Enquanto alguns defendem um cristianismo do lado branco e atacam um cristianismo do lado negro [2], seja lá o que isso queira dizer, o cristão tem de se voltar e se apegar ao Cristianismo bíblico, e nada mais. O padrão é bíblico para a igreja. Por mais aceitação que determinada prática tenha nos últimos anos ou séculos, ela não representará a verdade se não estiver em conformidade com a Escritura. Como disse em algum lugar, o Evangelho é um, revelado progressivamente, mas em unidade, coesão e verdade. Quando se fala de amor e se despreza a justiça, não se ama. Quando se fala em justiça sem amor, é-se injusto. As duas coisas andam juntas, nem antes nem depois, nem mesmo lado a lado, mas intrínsecas, de tal forma que uma não subsiste sem a outra.

Por mais que Cristo estivesse entre pecadores [e todo o mundo era-o, como é], e por mais que se repita que ele ama o pecador, não podemos associá-lo ao pecado ou a contemporizar com o pecado.  Como Deus e Santo, essa comunhão é impossível. Assim como o é entre luz e trevas. Então, por que estamos mais dispostos à escuridão, em mantê-la, do que em dissipá-la? Porque, como um sedentário que se prepara para uma maratona, e os exercícios lhe causam dores terríveis pelo corpo, a verdade dói, e nos causa muitas dores. Mas à medida que a conhecemos, nos tornamos familiares dela, as dores vão passando, e como o homem já preparado para correr quilômetros não sentimos o esforço, nem o cansaço. Prosseguindo para o alvo, esquecemos das coisas que ficaram para trás, e avançamos para as que estão diante de nós, em busca do prêmio: chegar à perfeição e à medida da estatura completa de Cristo [Fp 3.13-14, Ef 4.13].

Para andar naquilo em que já chegamos, segundo a regra de que “o mundo está crucificado para mim e eu para o mundo” [Gl 6.14].

Ao invés de blinda-lo. 

Notas: [1] O capim-elefante é uma gramínea perene (Penisetum purpureum) natural da África e introduzida no Brasil por volta dos anos 1920.
[2] Existe no momento uma cruzada entre os cristãos, em que aqueles que acusam os que acusam sentem-se privilegiados ao acusar, e estabelecem limites que também são estabelecidos pelos outros, numa luta estúpida e nada cristã, como se estivessem disputando um cabo de guerra imaginário onde o que vale é uma verdade pessoal e transferível.

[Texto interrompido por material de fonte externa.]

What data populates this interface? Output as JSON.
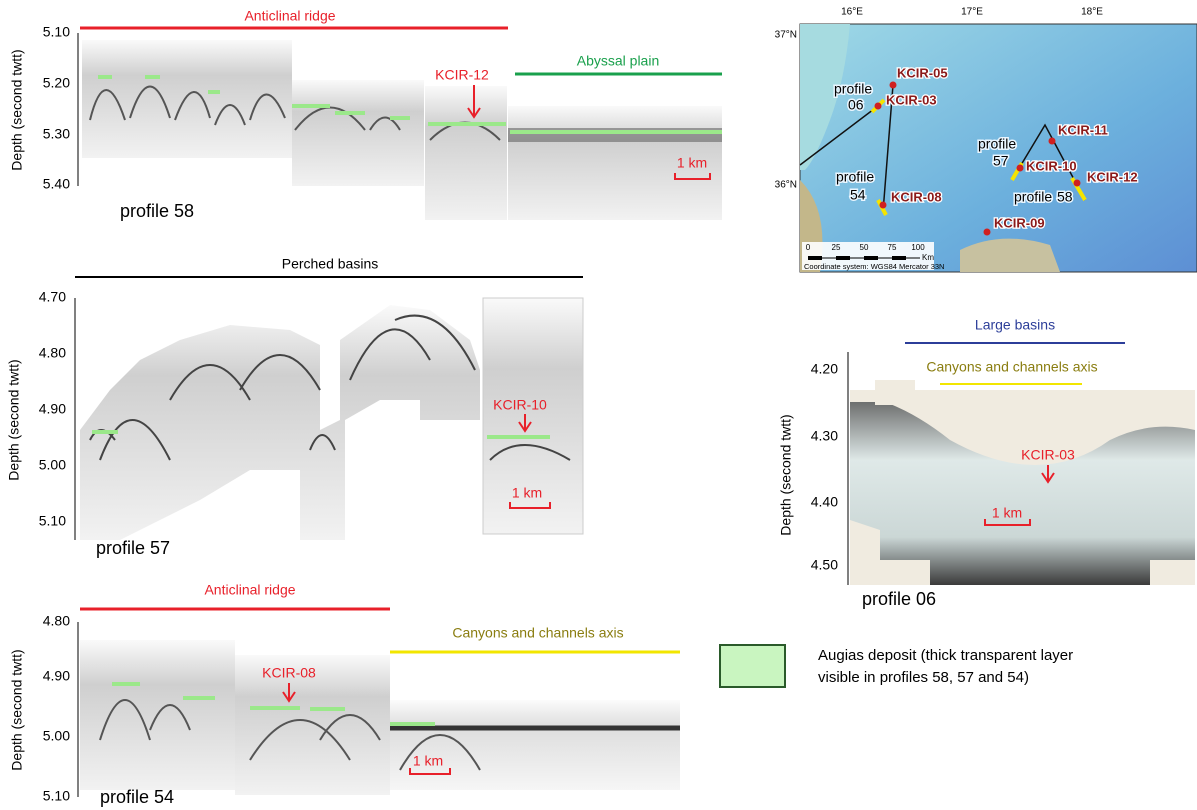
{
  "profiles": [
    {
      "name": "profile 58",
      "y_label": "Depth (second twtt)",
      "yticks": [
        "5.10",
        "5.20",
        "5.30",
        "5.40"
      ],
      "headers": [
        "Anticlinal ridge",
        "Abyssal plain"
      ],
      "core": "KCIR-12",
      "scale": "1 km"
    },
    {
      "name": "profile 57",
      "y_label": "Depth (second twtt)",
      "yticks": [
        "4.70",
        "4.80",
        "4.90",
        "5.00",
        "5.10"
      ],
      "headers": [
        "Perched basins"
      ],
      "core": "KCIR-10",
      "scale": "1 km"
    },
    {
      "name": "profile 54",
      "y_label": "Depth (second twtt)",
      "yticks": [
        "4.80",
        "4.90",
        "5.00",
        "5.10"
      ],
      "headers": [
        "Anticlinal ridge",
        "Canyons and channels axis"
      ],
      "core": "KCIR-08",
      "scale": "1 km"
    },
    {
      "name": "profile 06",
      "y_label": "Depth (second twtt)",
      "yticks": [
        "4.20",
        "4.30",
        "4.40",
        "4.50"
      ],
      "headers": [
        "Large basins",
        "Canyons and channels axis"
      ],
      "core": "KCIR-03",
      "scale": "1 km"
    }
  ],
  "map": {
    "lon_labels": [
      "16°E",
      "17°E",
      "18°E"
    ],
    "lat_labels": [
      "37°N",
      "36°N"
    ],
    "sites": [
      "KCIR-05",
      "KCIR-03",
      "KCIR-08",
      "KCIR-11",
      "KCIR-10",
      "KCIR-12",
      "KCIR-09"
    ],
    "profile_labels": [
      [
        "profile",
        "06"
      ],
      [
        "profile",
        "54"
      ],
      [
        "profile",
        "57"
      ],
      [
        "profile",
        "58"
      ]
    ],
    "scale_labels": [
      "0",
      "25",
      "50",
      "75",
      "100",
      "Km"
    ],
    "coordinate_note": "Coordinate system: WGS84 Mercator 33N"
  },
  "legend": {
    "lines": [
      "Augias deposit (thick transparent layer",
      "visible in profiles 58, 57 and 54)"
    ]
  }
}
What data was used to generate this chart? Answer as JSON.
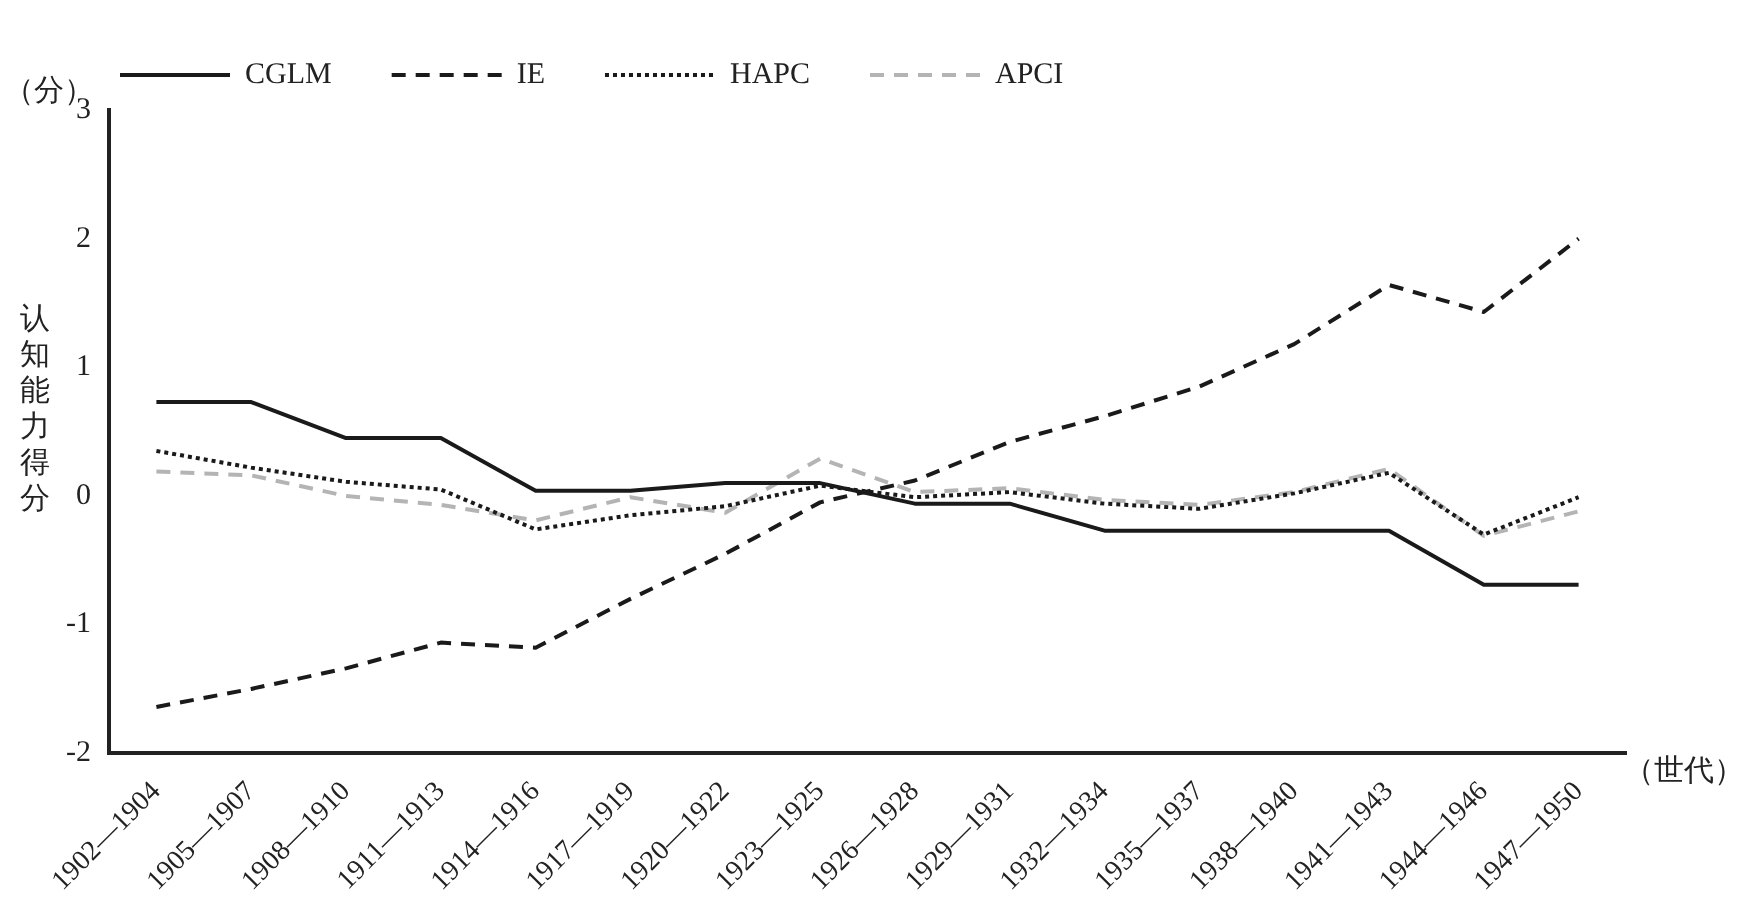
{
  "chart_data": {
    "type": "line",
    "xlabel": "（世代）",
    "ylabel": "认知能力得分",
    "annotations": [
      "（分）"
    ],
    "categories": [
      "1902—1904",
      "1905—1907",
      "1908—1910",
      "1911—1913",
      "1914—1916",
      "1917—1919",
      "1920—1922",
      "1923—1925",
      "1926—1928",
      "1929—1931",
      "1932—1934",
      "1935—1937",
      "1938—1940",
      "1941—1943",
      "1944—1946",
      "1947—1950"
    ],
    "ylim": [
      -2,
      3
    ],
    "yticks": [
      -2,
      -1,
      0,
      1,
      2,
      3
    ],
    "grid": false,
    "legend": "top",
    "marker": "none",
    "series": [
      {
        "name": "CGLM",
        "color": "#1a1a1a",
        "line_style": "solid",
        "values": [
          0.73,
          0.73,
          0.45,
          0.45,
          0.04,
          0.04,
          0.1,
          0.1,
          -0.06,
          -0.06,
          -0.27,
          -0.27,
          -0.27,
          -0.27,
          -0.69,
          -0.69
        ]
      },
      {
        "name": "IE",
        "color": "#1a1a1a",
        "line_style": "dashed",
        "values": [
          -1.64,
          -1.5,
          -1.34,
          -1.14,
          -1.18,
          -0.8,
          -0.45,
          -0.05,
          0.12,
          0.42,
          0.62,
          0.85,
          1.18,
          1.64,
          1.43,
          2.0
        ]
      },
      {
        "name": "HAPC",
        "color": "#1a1a1a",
        "line_style": "dotted",
        "values": [
          0.35,
          0.22,
          0.11,
          0.05,
          -0.26,
          -0.15,
          -0.08,
          0.08,
          -0.01,
          0.03,
          -0.06,
          -0.1,
          0.02,
          0.18,
          -0.3,
          -0.01
        ]
      },
      {
        "name": "APCI",
        "color": "#b4b4b4",
        "line_style": "dashed",
        "values": [
          0.19,
          0.16,
          0.0,
          -0.07,
          -0.19,
          -0.01,
          -0.13,
          0.29,
          0.03,
          0.06,
          -0.03,
          -0.07,
          0.03,
          0.21,
          -0.31,
          -0.12
        ]
      }
    ]
  }
}
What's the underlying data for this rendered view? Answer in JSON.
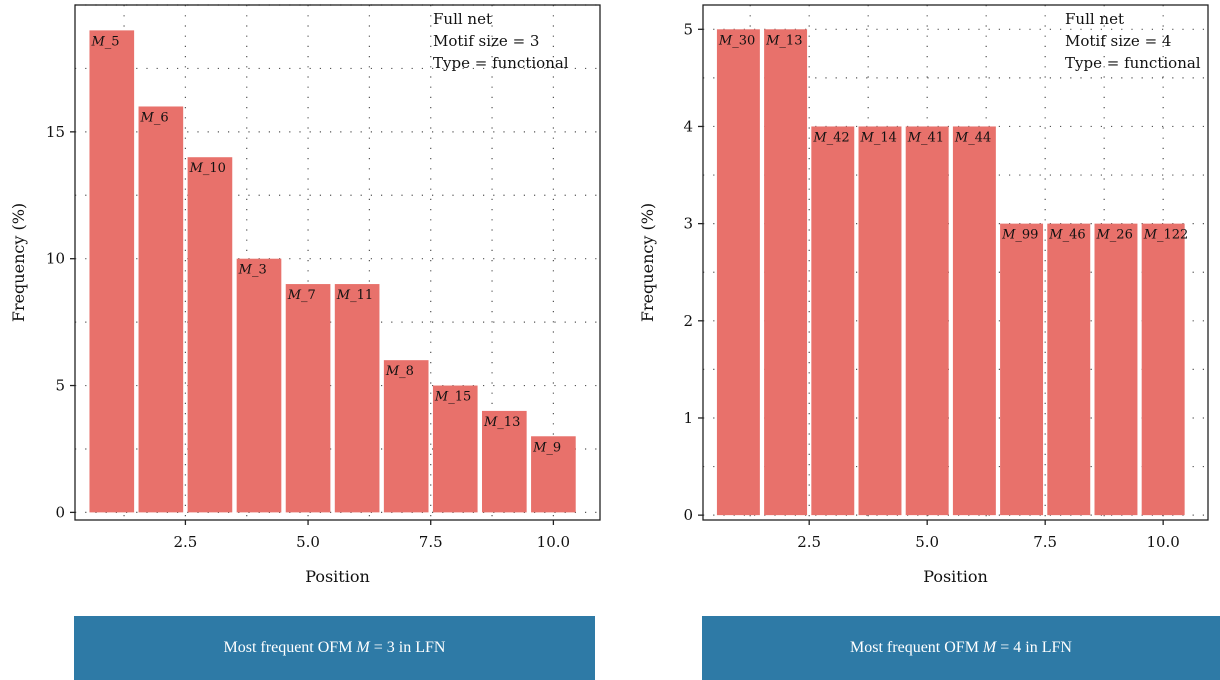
{
  "colors": {
    "bar": "#e8716b",
    "banner": "#2e7aa6",
    "axis": "#222222",
    "grid": "#555555"
  },
  "chart_data": [
    {
      "type": "bar",
      "xlabel": "Position",
      "ylabel": "Frequency (%)",
      "xlim": [
        0.25,
        10.95
      ],
      "ylim": [
        -0.3,
        20.0
      ],
      "xticks": [
        "2.5",
        "5.0",
        "7.5",
        "10.0"
      ],
      "yticks": [
        "0",
        "5",
        "10",
        "15"
      ],
      "grid": "dotted",
      "annotation": [
        "Full net",
        "Motif size = 3",
        "Type = functional"
      ],
      "bars": [
        {
          "position": 1,
          "value": 19,
          "label": "M_5"
        },
        {
          "position": 2,
          "value": 16,
          "label": "M_6"
        },
        {
          "position": 3,
          "value": 14,
          "label": "M_10"
        },
        {
          "position": 4,
          "value": 10,
          "label": "M_3"
        },
        {
          "position": 5,
          "value": 9,
          "label": "M_7"
        },
        {
          "position": 6,
          "value": 9,
          "label": "M_11"
        },
        {
          "position": 7,
          "value": 6,
          "label": "M_8"
        },
        {
          "position": 8,
          "value": 5,
          "label": "M_15"
        },
        {
          "position": 9,
          "value": 4,
          "label": "M_13"
        },
        {
          "position": 10,
          "value": 3,
          "label": "M_9"
        }
      ],
      "caption": {
        "pre": "Most frequent OFM ",
        "var": "M",
        "post": " = 3 in LFN"
      }
    },
    {
      "type": "bar",
      "xlabel": "Position",
      "ylabel": "Frequency (%)",
      "xlim": [
        0.25,
        10.95
      ],
      "ylim": [
        -0.05,
        5.25
      ],
      "xticks": [
        "2.5",
        "5.0",
        "7.5",
        "10.0"
      ],
      "yticks": [
        "0",
        "1",
        "2",
        "3",
        "4",
        "5"
      ],
      "grid": "dotted",
      "annotation": [
        "Full net",
        "Motif size = 4",
        "Type = functional"
      ],
      "bars": [
        {
          "position": 1,
          "value": 5,
          "label": "M_30"
        },
        {
          "position": 2,
          "value": 5,
          "label": "M_13"
        },
        {
          "position": 3,
          "value": 4,
          "label": "M_42"
        },
        {
          "position": 4,
          "value": 4,
          "label": "M_14"
        },
        {
          "position": 5,
          "value": 4,
          "label": "M_41"
        },
        {
          "position": 6,
          "value": 4,
          "label": "M_44"
        },
        {
          "position": 7,
          "value": 3,
          "label": "M_99"
        },
        {
          "position": 8,
          "value": 3,
          "label": "M_46"
        },
        {
          "position": 9,
          "value": 3,
          "label": "M_26"
        },
        {
          "position": 10,
          "value": 3,
          "label": "M_122"
        }
      ],
      "caption": {
        "pre": "Most frequent OFM ",
        "var": "M",
        "post": " = 4 in LFN"
      }
    }
  ]
}
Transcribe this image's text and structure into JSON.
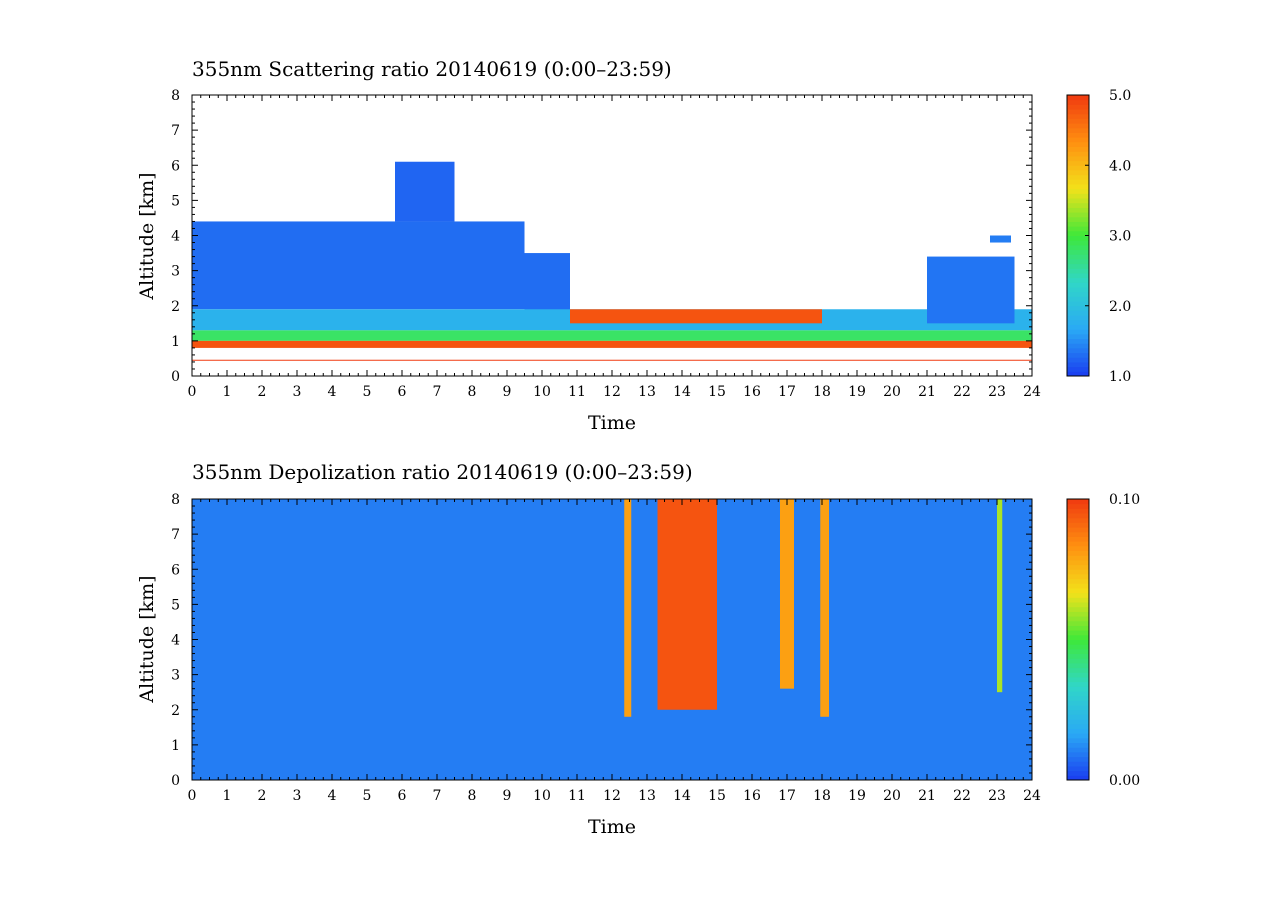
{
  "chart_data": [
    {
      "type": "heatmap",
      "title": "355nm Scattering ratio  20140619 (0:00–23:59)",
      "xlabel": "Time",
      "ylabel": "Altitude [km]",
      "xlim": [
        0,
        24
      ],
      "ylim": [
        0,
        8
      ],
      "x_ticks": [
        "0",
        "1",
        "2",
        "3",
        "4",
        "5",
        "6",
        "7",
        "8",
        "9",
        "10",
        "11",
        "12",
        "13",
        "14",
        "15",
        "16",
        "17",
        "18",
        "19",
        "20",
        "21",
        "22",
        "23",
        "24"
      ],
      "y_ticks": [
        "0",
        "1",
        "2",
        "3",
        "4",
        "5",
        "6",
        "7",
        "8"
      ],
      "colorbar": {
        "range": [
          1.0,
          5.0
        ],
        "ticks": [
          "1.0",
          "2.0",
          "3.0",
          "4.0",
          "5.0"
        ],
        "colors": [
          "#1a3cf0",
          "#2aa9f5",
          "#30d6c8",
          "#3ee83a",
          "#f2e21a",
          "#ff9010",
          "#f03a10"
        ]
      },
      "layers": [
        {
          "x": [
            0,
            9.5
          ],
          "altitude_km": [
            1.9,
            4.4
          ],
          "value": 1.3
        },
        {
          "x": [
            5.8,
            7.5
          ],
          "altitude_km": [
            4.4,
            6.1
          ],
          "value": 1.25
        },
        {
          "x": [
            9.5,
            10.8
          ],
          "altitude_km": [
            1.5,
            3.5
          ],
          "value": 1.3
        },
        {
          "x": [
            0,
            24
          ],
          "altitude_km": [
            1.3,
            1.9
          ],
          "value": 1.8
        },
        {
          "x": [
            0,
            24
          ],
          "altitude_km": [
            1.0,
            1.3
          ],
          "value": 2.8
        },
        {
          "x": [
            0,
            24
          ],
          "altitude_km": [
            0.8,
            1.0
          ],
          "value": 4.8
        },
        {
          "x": [
            21.0,
            23.5
          ],
          "altitude_km": [
            1.5,
            3.4
          ],
          "value": 1.35
        },
        {
          "x": [
            22.8,
            23.4
          ],
          "altitude_km": [
            3.8,
            4.0
          ],
          "value": 1.4
        },
        {
          "x": [
            10.8,
            18.0
          ],
          "altitude_km": [
            1.5,
            1.9
          ],
          "value": 4.8
        }
      ],
      "surface_line_km": 0.45
    },
    {
      "type": "heatmap",
      "title": "355nm Depolization ratio  20140619 (0:00–23:59)",
      "xlabel": "Time",
      "ylabel": "Altitude [km]",
      "xlim": [
        0,
        24
      ],
      "ylim": [
        0,
        8
      ],
      "x_ticks": [
        "0",
        "1",
        "2",
        "3",
        "4",
        "5",
        "6",
        "7",
        "8",
        "9",
        "10",
        "11",
        "12",
        "13",
        "14",
        "15",
        "16",
        "17",
        "18",
        "19",
        "20",
        "21",
        "22",
        "23",
        "24"
      ],
      "y_ticks": [
        "0",
        "1",
        "2",
        "3",
        "4",
        "5",
        "6",
        "7",
        "8"
      ],
      "colorbar": {
        "range": [
          0.0,
          0.1
        ],
        "ticks": [
          "0.00",
          "0.10"
        ],
        "colors": [
          "#1a3cf0",
          "#2aa9f5",
          "#30d6c8",
          "#3ee83a",
          "#f2e21a",
          "#ff9010",
          "#f03a10"
        ]
      },
      "background_value": 0.01,
      "columns": [
        {
          "x": [
            12.35,
            12.55
          ],
          "altitude_km": [
            1.8,
            8.0
          ],
          "value": 0.08
        },
        {
          "x": [
            13.3,
            15.0
          ],
          "altitude_km": [
            2.0,
            8.0
          ],
          "value": 0.095
        },
        {
          "x": [
            16.8,
            17.2
          ],
          "altitude_km": [
            2.6,
            8.0
          ],
          "value": 0.08
        },
        {
          "x": [
            17.95,
            18.2
          ],
          "altitude_km": [
            1.8,
            8.0
          ],
          "value": 0.08
        },
        {
          "x": [
            23.0,
            23.15
          ],
          "altitude_km": [
            2.5,
            8.0
          ],
          "value": 0.06
        }
      ]
    }
  ]
}
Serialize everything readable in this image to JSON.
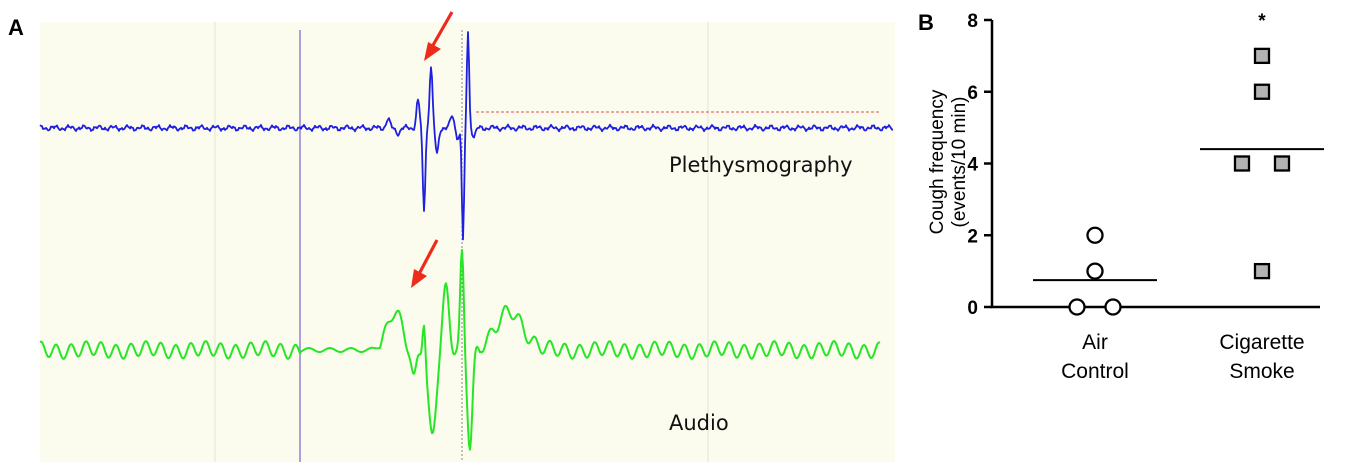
{
  "panel_a": {
    "letter": "A",
    "colors": {
      "panel_bg": "#fbfbee",
      "plethysmography": "#1f1fe0",
      "audio": "#26e626",
      "arrow": "#ee2a1a",
      "marker": "#9a8ad6",
      "threshold": "#e05050"
    },
    "traces": [
      {
        "label": "Plethysmography"
      },
      {
        "label": "Audio"
      }
    ]
  },
  "chart_data": {
    "type": "scatter",
    "panel": "B",
    "ylabel_line1": "Cough frequency",
    "ylabel_line2": "(events/10 min)",
    "ylim": [
      0,
      8
    ],
    "yticks": [
      0,
      2,
      4,
      6,
      8
    ],
    "categories": [
      {
        "line1": "Air",
        "line2": "Control"
      },
      {
        "line1": "Cigarette",
        "line2": "Smoke"
      }
    ],
    "series": [
      {
        "category": 0,
        "marker": "circle",
        "fill": "#ffffff",
        "points": [
          2,
          1,
          0,
          0
        ],
        "mean": 0.75
      },
      {
        "category": 1,
        "marker": "square",
        "fill": "#b3b3b3",
        "points": [
          7,
          6,
          4,
          4,
          1
        ],
        "mean": 4.4
      }
    ],
    "annotations": [
      {
        "category": 1,
        "text": "*"
      }
    ]
  }
}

Ao se opor ao dogmatismo e ao sectarismo, acusando fulano e beltrano com termos e expressões pouco recomendáveis até mesmo para um ímpio, eles se tornam tão o mais dogmáticos e sectários que seus opositores. Ao acusar o exclusivismo e defender um inclusivismo, o inclusivismo deles é mais exclusivista do que o dos seus oponentes. Ao defender que até mesmo o tolo pode ser usado por Deus para realizar a sua obra, mas o seu oponente não, ele contradiz a si mesmo. Ao tentar se fazer diferente, se iguala na mesmice que acusa haver apenas nos outros. Por isso, não adianta ir apenas à Bíblia para buscar comprovação do que se crê, mas deve-se buscá-la para, sobretudo, ter a mente transformada e guiada pelo próprio Espírito de Deus.
[3] Ainda não falei do Estado propriamente dito, e espero fazê-lo, mais cedo ou tarde, se Deus quiser.